6.1 NPA Percentage Forecasting Using Advances:
To conclude the study, we attempted to forecast both the gross and net NPA%, from the advances. Linear
and non linear models were obtained from SPSS analysis. The forecasted values were compared to the
actual values. Statistically significant linear and non-linear relationships were obtained between the gross
NPA% and the single independent variable advances, (Table I). Similar relationships were obtained
between the Net NPA% and the single independent variable advances, (Table 2). The R and R2 values were
very low (Table 1 and 2) for the linear Model, though statistically significant. Thus the relationship between
the variables was not linear. Statistically significant non linear models were thus estimated during the study
i.e. Cubic, Inverse, Quadratic, Logarithmic and S Curve Models. Among these models Inverse, Quadratic
and S Curve and Cubic models were found to be better fits, since R and R2 found to be close to 1. The S
Curve model showed the highest R and R2 values and was the best fit for gross NPA and Cubic model
showed the highest R and R2 values and was the best fit for net NPA estimations.
The cubic relationship between the Net NPA% and the independent variable advances (Eqn. 2) and the
S-Curve relationship between the Gross NPA% and the independent variable advances (Eqn.1) were then
used to estimate gross and net NPA amounts which were compared with the respective RBI Published
figures. The difference between predicted and actual values is shown in Tables 3 and 4 and Figures 2 and 3.
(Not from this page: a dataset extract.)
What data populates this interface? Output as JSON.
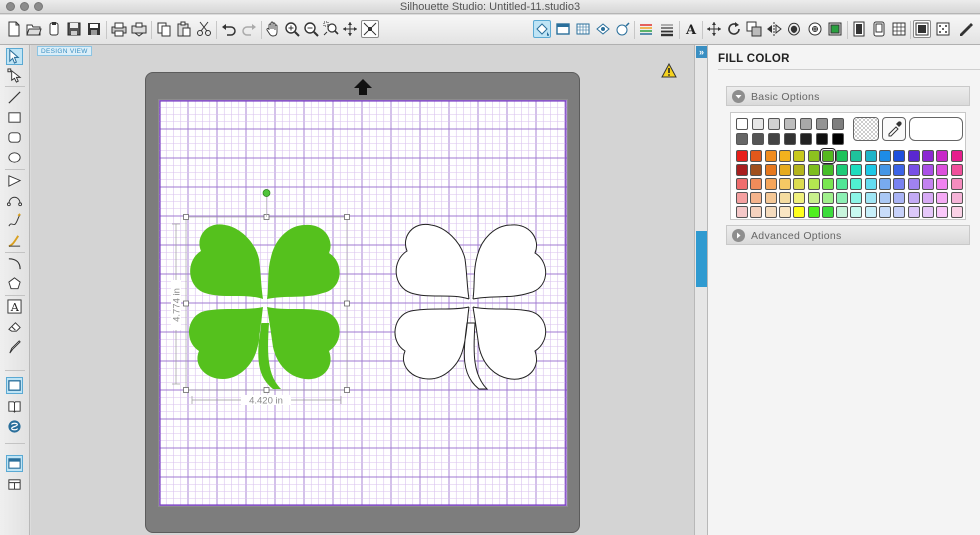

Thus a reasonable estimate of both gross and net NPA can be made from these models from advances made
by the bank. Model accuracy can be improved by combining different non-linear models to arrive at a
better fit.

7. Conclusion
As NPA’s are a direct reflection of asset quality, estimating them can prove useful in overall credit
management. We attempt to model the non performing assets at one of India’s midsized banks as a function
of the loans advanced by the bank. We obtained statistically significant linear and non linear models to
accomplish the above. A cubic model provided the best fit for net NPA percentage and an S Curve model
provided the best fit for the Gross NPA percentages as a function of advances, thereby helping us arrive at
NPA estimates. Given large time lags involved in establishing problem loans as NPAs, this can help
managers at banks arrive at an estimate of NPA as soon as advances are made, as opposed to relying solely
on the RBI for published NPA figures. Thus bank managers can monitor and improve their asset quality
continuously over time by monitoring amounts advanced and corresponding NPAs over a periodic basis.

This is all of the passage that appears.